49. For her contribution to the motion picture industry, Lamarr has a
star on the Hollywood Walk of Fame at 6247 Hollywood Blvd adjacent to
Vine St where the Walk is centered.
50. In her later years, Lamarr turned to plastic surgery to preserve
the looks she was terrified of losing. Lamarr had to endure disastrous
results. “She had her breasts enlarged, her cheeks raised, her lips made
bigger, and much, much more” said her son, Anthony. “She had plastic
surgery thinking it could revive her looks and her career, but it
backfired and distorted her beauty”. Anthony Loder also claimed that
Lamarr was addicted to pills.
51. Lamarr became estranged from her adopted son, James Lamarr Loder,
when he was 12 years old. Their relationship ended abruptly and he
moved in with another family. They did not speak again for almost 50
years. Lamarr left James Loder out of her will and he sued for control
of the US$3.3 million estate left by Lamarr in 2000.

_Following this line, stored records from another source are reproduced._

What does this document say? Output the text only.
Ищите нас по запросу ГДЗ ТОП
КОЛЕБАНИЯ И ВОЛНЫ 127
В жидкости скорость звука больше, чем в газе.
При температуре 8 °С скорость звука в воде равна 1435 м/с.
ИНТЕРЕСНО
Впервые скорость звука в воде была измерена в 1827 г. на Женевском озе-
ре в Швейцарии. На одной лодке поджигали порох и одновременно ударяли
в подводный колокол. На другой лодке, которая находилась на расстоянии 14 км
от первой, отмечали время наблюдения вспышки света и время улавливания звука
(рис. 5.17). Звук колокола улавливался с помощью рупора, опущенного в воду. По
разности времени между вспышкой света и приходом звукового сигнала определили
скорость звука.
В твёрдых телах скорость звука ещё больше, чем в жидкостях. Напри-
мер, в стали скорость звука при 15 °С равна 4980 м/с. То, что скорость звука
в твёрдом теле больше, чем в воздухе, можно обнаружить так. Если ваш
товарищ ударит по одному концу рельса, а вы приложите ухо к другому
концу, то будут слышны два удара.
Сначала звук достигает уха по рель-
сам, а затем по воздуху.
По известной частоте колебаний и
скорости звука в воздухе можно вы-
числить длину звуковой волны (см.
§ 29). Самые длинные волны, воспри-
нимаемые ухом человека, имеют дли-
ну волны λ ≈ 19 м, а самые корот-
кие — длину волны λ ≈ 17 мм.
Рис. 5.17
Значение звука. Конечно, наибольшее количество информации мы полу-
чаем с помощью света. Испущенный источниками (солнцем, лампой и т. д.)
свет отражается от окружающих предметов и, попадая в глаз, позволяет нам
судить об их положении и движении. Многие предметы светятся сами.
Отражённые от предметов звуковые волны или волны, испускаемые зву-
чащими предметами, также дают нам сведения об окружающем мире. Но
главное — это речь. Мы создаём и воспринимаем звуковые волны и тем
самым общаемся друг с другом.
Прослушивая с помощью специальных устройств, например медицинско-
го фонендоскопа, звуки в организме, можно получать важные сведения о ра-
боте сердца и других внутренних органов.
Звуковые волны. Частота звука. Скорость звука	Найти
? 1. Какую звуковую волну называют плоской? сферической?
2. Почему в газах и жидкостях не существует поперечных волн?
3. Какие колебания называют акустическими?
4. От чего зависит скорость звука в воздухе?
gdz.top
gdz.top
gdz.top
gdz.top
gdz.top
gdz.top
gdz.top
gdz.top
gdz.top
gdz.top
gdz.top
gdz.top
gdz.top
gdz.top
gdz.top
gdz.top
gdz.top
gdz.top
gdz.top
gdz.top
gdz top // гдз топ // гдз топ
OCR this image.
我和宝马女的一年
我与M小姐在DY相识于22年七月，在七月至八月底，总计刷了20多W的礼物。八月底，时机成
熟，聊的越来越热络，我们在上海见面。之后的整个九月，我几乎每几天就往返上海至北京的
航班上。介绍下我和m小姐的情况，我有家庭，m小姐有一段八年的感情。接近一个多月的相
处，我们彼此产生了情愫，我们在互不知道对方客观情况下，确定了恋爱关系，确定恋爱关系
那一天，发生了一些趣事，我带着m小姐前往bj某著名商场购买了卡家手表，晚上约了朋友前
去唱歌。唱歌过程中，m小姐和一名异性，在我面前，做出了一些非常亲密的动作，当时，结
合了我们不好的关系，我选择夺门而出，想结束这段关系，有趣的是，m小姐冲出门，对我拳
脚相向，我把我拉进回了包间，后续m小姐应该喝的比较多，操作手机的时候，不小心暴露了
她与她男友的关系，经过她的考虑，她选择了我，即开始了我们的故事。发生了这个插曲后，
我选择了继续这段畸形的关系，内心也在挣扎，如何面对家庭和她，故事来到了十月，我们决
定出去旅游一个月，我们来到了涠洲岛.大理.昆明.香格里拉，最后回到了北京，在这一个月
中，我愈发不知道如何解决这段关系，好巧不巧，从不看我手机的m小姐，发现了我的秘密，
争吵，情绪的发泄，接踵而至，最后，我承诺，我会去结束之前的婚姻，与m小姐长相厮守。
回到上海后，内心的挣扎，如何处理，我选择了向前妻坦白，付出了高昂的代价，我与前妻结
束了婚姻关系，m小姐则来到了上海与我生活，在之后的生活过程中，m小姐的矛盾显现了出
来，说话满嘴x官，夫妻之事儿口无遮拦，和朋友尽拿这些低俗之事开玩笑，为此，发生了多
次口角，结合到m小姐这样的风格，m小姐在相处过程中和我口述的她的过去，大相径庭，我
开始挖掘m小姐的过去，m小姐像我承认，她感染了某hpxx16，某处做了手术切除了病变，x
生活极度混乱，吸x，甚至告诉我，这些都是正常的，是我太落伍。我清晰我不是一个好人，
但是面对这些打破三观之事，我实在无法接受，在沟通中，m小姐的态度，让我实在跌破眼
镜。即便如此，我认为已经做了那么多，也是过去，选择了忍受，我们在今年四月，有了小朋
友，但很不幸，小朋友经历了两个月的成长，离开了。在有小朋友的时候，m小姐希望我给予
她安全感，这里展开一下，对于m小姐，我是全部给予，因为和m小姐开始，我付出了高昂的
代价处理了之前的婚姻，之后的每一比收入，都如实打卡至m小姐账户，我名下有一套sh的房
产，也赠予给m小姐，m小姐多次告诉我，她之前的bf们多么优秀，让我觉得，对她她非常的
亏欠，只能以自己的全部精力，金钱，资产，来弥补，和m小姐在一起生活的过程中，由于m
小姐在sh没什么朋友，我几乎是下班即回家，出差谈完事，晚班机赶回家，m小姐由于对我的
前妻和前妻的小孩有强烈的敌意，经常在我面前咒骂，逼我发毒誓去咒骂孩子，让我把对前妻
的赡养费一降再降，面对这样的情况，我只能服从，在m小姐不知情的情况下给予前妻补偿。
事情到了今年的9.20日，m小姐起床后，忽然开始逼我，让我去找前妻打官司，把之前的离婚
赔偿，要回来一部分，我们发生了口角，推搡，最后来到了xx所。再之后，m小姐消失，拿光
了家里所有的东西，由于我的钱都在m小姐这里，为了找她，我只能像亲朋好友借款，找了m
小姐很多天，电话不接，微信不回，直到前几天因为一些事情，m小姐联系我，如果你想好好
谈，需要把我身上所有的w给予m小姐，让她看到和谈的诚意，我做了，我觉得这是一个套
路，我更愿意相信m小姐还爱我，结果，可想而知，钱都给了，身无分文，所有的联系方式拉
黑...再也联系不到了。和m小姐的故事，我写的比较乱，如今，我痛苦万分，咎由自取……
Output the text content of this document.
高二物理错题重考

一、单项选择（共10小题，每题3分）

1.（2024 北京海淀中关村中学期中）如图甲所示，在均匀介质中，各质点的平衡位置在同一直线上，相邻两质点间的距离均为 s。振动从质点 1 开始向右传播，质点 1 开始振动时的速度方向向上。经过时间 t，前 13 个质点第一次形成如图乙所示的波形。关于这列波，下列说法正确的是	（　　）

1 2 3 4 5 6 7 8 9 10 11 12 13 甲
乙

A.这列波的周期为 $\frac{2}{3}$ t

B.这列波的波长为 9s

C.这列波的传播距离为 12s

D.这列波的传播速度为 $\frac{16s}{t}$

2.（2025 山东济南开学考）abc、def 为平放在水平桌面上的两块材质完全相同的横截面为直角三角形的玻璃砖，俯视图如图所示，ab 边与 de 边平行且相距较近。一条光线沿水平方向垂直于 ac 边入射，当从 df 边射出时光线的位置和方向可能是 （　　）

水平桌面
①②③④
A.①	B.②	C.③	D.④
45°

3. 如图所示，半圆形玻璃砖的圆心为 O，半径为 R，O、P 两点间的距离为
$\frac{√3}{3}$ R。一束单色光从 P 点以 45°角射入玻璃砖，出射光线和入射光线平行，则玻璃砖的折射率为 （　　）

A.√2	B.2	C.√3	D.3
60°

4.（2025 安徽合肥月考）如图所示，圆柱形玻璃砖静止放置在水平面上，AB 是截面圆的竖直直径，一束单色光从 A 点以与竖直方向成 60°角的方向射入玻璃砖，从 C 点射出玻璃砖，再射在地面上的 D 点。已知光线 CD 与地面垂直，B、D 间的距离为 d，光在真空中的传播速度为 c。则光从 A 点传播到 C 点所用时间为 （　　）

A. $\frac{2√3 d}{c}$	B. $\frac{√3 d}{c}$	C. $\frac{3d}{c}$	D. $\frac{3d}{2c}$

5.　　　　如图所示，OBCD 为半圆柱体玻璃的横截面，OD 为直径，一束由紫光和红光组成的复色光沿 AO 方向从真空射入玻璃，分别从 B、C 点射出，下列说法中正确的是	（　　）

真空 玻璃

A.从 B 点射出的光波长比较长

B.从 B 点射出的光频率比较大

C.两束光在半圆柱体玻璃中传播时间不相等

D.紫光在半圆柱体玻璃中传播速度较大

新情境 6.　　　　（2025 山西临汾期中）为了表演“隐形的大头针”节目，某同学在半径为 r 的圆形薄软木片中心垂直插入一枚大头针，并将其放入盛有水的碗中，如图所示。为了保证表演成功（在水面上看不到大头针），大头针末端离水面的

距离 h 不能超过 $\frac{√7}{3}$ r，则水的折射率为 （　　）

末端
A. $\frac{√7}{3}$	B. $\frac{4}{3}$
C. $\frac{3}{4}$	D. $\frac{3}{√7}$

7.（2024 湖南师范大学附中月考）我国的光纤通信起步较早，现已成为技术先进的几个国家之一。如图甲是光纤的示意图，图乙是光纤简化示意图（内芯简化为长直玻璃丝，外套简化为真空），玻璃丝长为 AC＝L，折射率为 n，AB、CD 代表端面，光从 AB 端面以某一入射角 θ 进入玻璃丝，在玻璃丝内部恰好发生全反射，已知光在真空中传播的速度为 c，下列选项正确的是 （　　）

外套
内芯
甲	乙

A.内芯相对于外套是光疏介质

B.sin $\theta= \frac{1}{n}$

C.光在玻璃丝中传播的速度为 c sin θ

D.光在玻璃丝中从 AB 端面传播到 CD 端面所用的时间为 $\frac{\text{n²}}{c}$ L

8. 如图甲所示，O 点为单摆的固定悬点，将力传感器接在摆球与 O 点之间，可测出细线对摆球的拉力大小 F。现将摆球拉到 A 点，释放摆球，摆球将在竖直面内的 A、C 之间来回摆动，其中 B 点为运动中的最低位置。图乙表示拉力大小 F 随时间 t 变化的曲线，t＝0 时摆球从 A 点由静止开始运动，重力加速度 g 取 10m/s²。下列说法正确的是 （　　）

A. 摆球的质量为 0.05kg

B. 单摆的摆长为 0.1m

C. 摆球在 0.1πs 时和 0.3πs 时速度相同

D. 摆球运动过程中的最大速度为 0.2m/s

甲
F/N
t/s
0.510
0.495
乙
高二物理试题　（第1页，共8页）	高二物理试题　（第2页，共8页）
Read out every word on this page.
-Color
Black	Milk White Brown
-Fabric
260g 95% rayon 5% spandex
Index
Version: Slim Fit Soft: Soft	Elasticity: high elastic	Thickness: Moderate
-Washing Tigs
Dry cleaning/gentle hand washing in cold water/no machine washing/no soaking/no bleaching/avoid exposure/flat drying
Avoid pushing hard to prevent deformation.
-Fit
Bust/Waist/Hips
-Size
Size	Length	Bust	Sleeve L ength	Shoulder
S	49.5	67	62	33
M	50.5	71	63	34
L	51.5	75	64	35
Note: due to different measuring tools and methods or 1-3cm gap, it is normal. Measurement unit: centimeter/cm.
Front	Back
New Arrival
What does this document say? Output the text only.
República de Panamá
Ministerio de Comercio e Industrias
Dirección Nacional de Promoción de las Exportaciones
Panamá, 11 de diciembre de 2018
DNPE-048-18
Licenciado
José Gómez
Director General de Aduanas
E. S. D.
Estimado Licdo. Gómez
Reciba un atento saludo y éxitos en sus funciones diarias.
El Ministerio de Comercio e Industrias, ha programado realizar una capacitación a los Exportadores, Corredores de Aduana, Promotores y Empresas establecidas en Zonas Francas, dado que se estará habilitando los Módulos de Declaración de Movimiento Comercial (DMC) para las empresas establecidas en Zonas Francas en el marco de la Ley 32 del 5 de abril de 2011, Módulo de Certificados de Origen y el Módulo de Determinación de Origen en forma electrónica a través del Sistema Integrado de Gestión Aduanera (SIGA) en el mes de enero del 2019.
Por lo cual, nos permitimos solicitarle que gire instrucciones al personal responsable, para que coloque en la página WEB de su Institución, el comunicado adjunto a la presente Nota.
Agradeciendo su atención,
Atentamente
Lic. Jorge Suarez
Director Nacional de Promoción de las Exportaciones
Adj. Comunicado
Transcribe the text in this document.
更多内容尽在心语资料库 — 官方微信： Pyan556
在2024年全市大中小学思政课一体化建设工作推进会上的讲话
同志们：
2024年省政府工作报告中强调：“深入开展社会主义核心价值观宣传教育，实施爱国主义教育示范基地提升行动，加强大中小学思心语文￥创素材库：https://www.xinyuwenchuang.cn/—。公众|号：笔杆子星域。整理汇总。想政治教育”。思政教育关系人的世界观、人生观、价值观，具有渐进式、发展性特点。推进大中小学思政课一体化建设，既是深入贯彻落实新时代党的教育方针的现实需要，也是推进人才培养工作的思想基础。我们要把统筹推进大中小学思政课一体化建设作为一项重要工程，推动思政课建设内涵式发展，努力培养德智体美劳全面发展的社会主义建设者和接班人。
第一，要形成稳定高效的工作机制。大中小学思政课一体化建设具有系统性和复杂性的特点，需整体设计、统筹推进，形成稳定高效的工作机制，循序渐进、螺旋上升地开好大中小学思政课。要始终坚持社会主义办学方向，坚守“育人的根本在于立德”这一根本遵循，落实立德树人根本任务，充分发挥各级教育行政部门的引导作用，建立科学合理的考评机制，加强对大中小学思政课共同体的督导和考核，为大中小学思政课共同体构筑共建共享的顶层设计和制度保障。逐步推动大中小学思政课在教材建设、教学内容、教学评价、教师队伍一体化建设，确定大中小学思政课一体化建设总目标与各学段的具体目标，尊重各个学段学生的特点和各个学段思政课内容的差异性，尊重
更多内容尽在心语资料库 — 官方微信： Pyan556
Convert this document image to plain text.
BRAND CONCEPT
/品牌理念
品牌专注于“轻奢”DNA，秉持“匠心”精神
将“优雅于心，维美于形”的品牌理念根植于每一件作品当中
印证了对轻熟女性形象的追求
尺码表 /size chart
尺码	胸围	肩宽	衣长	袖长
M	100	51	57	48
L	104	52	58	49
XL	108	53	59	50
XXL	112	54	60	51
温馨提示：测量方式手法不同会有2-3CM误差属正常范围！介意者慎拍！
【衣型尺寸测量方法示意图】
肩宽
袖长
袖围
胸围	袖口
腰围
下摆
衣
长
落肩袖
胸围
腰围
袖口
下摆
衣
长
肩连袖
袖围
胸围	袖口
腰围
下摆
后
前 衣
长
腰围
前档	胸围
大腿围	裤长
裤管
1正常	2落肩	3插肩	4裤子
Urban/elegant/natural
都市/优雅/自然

52. Lamarr was married and divorced six times. She adopted a son,
James, in 1941, during her second marriage to Gene Markey. She went on
to have two biological children, Denise (born 1945) and Anthony (born
1947), with her third husband, actor John Loder, who also adopted James.
53. The following is a list of her marriages:
Friedrich Mandl (married 1933–1937), chairman of the Hirtenberger Patronen-Fabrik.
Gene Markey (married 1939–1941), screenwriter and producer. Child:
James Lamarr Markey (born 9 January 1939), adopted 12 June 1939, and
re-adopted by John Loder; the child was thereafter known as James Lamarr
Loder. The couple lived at 2727 Benedict Canyon Drive in Beverly Hills,
California during their marriage.
John Loder (married 1943–1947), actor. Children: Denise Loder (born
19 January 1945), married Larry Colton, a writer and former baseball
player, and Anthony Loder (born 1 February 1947), married Roxanne who
worked for illustrator James McMullan. Anthony Loder was featured in the
2004 documentary film Calling Hedy Lamarr.
Ernest “Ted” Stauffer (married 1951–1952), nightclub owner, restaurateur, and former bandleader.
W. Howard Lee (married 1953–1960); a Texas oilman (who later married film actress Gene Tierney).
Lewis J. Boies (married 1963–1965); Lamarr’s own divorce lawyer.
54. Following her sixth and final divorce in 1965, Lamarr remained single for the last 35 years of her life.
55. Lamarr died in Casselberry, Florida, on 19 January 2000, aged 85.
56. Her death certificate cited three causes: heart failure, chronic valvular heart disease, and arteriosclerotic heart disease.
57. Her death coincided with her daughter Denise’s 55th birthday. Her
son Anthony Loder took her ashes to Austria and spread them in the
Vienna Woods, in accordance with her last wishes.
58. Lamarr was given an honorary grave in Vienna’s Central Cemetery in 2014.